Por entonces, él era estudiante interno en el Colegio Normal de Chone. Tenía 17 años. Desde el internado observó escenas que todavía lo estremecen.

Recuerda haber visto grupos de detenidos avanzar en fila india por las calles, custodiados por soldados. Algunos apenas eran muchachos. Otros llevaban cicatrices de machetazos que evidenciaban una vida marcada por la violencia.

Una madrugada, el sonido de los disparos interrumpió el sueño de los estudiantes. "Pensamos que nos estaban atacando", recuerda.

El destacamento militar se encontraba a unos trescientos metros del colegio. Los alumnos se escondieron debajo de las camas mientras los fusiles resonaban en la oscuridad.

El amanecer que nadie olvidó

Al amanecer, la noticia corrió por todo Chone. La población se dirigió hacia el campo de aviación y Cantos fue con ellos. Allí encontró una escena que jamás olvidaría. "Todos estaban muertos", afirma.

Según la versión oficial, los veinte detenidos habían intentado escapar. Sin embargo, para muchos habitantes la explicación nunca resultó convincente. En la memoria popular quedó instalada la sospecha de que se había aplicado la llamada "ley de fuga", una práctica mediante la cual los prisioneros eran ejecutados bajo el pretexto de una evasión.

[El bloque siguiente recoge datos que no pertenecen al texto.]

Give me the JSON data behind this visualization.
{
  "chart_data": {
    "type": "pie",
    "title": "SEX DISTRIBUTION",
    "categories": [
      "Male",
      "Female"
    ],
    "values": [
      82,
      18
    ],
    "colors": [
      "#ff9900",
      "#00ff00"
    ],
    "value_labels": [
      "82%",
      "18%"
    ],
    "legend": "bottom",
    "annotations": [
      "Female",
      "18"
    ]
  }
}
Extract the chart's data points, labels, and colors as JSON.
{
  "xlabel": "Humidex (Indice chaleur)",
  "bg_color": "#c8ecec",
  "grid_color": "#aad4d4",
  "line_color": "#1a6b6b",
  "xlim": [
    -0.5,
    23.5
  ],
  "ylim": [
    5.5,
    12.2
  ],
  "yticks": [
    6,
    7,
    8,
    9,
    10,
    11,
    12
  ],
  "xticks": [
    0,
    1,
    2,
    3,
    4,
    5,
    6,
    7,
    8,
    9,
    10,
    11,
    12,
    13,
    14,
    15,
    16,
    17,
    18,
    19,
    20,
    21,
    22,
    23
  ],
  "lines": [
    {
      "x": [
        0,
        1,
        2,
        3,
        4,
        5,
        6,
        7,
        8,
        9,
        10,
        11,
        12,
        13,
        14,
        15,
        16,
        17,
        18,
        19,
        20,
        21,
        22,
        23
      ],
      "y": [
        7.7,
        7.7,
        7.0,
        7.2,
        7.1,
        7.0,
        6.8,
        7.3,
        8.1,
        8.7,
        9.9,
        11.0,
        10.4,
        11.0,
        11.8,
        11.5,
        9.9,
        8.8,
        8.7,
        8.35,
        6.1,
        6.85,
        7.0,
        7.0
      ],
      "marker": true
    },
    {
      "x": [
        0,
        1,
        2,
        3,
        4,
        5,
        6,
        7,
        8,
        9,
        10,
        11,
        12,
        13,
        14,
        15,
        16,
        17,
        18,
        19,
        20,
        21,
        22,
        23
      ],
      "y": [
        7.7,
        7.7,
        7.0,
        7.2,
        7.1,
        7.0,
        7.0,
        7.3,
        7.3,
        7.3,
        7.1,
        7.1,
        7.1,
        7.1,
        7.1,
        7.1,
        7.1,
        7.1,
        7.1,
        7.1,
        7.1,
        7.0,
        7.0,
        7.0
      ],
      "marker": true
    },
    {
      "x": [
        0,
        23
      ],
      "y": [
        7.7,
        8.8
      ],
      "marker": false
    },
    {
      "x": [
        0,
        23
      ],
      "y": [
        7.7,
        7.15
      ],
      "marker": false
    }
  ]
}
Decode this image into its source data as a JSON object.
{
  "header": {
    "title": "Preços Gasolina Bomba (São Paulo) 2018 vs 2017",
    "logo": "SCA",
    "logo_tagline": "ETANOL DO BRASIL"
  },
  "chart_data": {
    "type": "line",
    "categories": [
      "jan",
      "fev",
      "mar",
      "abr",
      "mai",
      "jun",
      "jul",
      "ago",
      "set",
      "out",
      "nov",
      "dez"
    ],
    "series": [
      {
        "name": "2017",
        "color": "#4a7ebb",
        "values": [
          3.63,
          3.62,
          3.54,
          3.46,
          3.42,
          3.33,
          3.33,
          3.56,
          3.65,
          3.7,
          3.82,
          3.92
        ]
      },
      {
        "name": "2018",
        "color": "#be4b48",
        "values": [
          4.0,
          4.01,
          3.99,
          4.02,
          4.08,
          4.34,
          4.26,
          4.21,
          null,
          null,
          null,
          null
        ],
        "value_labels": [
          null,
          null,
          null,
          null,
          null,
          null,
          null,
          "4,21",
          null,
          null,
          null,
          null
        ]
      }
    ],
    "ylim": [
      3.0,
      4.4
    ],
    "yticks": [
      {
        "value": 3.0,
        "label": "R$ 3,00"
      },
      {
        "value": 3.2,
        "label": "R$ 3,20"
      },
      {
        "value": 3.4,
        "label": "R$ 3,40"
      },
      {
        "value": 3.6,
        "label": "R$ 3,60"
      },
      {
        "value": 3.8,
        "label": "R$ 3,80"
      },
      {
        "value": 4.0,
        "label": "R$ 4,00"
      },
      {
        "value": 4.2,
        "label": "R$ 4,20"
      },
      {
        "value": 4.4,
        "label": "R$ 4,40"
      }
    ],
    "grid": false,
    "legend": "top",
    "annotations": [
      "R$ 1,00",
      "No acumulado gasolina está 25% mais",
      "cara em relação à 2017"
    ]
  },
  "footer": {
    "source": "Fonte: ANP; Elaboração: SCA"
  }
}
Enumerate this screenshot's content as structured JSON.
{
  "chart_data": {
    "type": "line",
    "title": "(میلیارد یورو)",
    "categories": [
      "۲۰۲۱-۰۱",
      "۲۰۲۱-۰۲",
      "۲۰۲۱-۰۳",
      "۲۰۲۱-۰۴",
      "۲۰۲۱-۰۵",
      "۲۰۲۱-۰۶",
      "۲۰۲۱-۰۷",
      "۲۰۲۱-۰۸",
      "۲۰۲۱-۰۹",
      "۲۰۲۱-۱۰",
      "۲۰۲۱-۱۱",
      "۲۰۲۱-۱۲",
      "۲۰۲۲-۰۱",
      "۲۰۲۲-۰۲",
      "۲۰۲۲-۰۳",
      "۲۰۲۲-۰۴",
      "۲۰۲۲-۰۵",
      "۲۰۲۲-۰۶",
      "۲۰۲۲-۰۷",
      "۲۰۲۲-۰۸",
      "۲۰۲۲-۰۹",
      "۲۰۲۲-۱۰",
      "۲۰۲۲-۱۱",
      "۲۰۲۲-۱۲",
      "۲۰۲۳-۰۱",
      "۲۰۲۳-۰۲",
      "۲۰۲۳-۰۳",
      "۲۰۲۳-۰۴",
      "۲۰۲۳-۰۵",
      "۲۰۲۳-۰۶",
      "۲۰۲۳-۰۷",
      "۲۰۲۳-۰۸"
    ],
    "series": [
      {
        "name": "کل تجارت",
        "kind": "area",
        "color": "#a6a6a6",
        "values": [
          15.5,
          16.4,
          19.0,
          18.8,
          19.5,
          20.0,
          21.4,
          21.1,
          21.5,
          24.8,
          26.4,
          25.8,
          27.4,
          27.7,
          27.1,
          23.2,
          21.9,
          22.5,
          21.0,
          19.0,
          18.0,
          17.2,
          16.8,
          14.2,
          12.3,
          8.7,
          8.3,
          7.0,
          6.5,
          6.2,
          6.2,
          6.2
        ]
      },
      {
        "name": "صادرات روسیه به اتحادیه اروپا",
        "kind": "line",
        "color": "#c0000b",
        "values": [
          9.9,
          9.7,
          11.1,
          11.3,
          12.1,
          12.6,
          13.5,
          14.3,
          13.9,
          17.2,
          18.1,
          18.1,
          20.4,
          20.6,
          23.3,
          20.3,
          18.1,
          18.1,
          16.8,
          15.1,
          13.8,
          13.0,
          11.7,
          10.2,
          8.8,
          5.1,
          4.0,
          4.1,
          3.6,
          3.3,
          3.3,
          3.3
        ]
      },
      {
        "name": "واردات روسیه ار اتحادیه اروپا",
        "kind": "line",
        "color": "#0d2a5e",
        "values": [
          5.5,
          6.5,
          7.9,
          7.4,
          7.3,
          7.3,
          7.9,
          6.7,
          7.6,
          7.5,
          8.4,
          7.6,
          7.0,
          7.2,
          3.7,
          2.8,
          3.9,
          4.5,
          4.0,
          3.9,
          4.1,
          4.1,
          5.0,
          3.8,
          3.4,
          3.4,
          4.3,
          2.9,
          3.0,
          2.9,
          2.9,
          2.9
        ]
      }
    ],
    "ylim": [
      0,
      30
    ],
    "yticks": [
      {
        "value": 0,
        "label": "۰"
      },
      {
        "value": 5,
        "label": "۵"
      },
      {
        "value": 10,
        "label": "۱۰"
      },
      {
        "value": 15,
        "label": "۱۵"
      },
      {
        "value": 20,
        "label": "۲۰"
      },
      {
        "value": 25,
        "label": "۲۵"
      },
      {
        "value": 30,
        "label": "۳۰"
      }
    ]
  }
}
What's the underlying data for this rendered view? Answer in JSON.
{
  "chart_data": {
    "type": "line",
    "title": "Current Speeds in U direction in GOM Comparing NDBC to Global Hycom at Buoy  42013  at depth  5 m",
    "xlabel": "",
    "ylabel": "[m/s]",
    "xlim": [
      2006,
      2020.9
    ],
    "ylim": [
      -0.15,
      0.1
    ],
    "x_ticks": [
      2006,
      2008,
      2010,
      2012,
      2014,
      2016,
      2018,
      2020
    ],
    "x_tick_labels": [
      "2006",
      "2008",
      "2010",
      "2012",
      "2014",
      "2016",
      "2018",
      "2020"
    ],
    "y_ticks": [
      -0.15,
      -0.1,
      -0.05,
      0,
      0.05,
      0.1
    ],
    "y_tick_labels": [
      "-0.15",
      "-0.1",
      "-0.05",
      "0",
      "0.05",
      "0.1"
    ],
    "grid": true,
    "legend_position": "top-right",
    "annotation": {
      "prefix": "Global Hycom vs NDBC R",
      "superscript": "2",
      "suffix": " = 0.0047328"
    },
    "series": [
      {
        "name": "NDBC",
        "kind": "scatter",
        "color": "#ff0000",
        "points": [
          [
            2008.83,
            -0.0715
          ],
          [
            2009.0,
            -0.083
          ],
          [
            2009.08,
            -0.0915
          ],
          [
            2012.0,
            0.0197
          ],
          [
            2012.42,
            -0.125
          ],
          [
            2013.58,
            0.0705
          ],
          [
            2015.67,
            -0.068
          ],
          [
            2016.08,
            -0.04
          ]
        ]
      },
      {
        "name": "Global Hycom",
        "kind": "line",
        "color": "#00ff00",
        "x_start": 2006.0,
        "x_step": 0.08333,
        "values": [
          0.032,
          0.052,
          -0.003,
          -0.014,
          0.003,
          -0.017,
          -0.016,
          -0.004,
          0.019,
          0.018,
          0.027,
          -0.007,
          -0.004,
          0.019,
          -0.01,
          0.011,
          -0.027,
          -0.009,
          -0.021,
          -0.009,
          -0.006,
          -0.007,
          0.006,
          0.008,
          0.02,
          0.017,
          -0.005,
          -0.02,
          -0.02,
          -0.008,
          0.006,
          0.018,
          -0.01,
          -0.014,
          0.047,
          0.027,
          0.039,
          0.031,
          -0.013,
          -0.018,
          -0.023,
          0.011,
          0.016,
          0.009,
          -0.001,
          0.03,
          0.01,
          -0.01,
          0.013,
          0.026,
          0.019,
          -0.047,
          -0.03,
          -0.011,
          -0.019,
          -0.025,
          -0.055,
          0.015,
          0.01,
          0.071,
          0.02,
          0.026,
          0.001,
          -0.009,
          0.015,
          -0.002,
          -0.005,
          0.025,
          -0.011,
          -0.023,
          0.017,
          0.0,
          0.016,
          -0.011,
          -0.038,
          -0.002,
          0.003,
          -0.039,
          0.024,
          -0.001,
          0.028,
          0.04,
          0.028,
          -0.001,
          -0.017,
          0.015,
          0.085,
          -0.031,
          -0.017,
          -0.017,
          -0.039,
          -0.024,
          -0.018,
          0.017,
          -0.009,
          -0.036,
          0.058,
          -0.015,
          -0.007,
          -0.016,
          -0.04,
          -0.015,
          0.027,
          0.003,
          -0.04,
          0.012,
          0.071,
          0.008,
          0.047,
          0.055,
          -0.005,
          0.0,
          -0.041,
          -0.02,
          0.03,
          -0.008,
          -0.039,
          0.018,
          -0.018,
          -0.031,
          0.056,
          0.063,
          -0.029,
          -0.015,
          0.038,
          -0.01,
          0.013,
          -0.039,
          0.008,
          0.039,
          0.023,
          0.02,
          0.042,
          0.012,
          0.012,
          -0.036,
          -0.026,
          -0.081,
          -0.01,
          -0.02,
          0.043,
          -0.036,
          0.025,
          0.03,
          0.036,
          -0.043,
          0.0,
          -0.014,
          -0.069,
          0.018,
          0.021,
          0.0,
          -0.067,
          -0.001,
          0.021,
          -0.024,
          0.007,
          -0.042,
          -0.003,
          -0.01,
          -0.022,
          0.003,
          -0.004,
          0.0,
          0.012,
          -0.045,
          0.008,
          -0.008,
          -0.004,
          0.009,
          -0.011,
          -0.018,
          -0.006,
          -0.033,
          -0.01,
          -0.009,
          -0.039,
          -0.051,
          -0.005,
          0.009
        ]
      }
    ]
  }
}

Los cadáveres fueron enterrados en una fosa común en el cementerio de Chone. Décadas después, Cantos ha intentado reconstruir aquellos hechos conversando con antiguos compañeros de estudio. Algunos dicen no recordar nada. Otros prefieren guardar silencio.

Él, en cambio, insiste en contar la historia. Incluso la recoge en su libro Pitirri, convencido de que la memoria es la única forma de evitar que episodios como aquellos caigan en el olvido.

Porque, más allá de la derrota de Los Tauras y del restablecimiento del orden, la llegada del Batallón Febres Cordero dejó una huella profunda en Manabí. Para muchos significó el fin de una época dominada por el crimen; para otros, el inicio de un tiempo marcado por el miedo.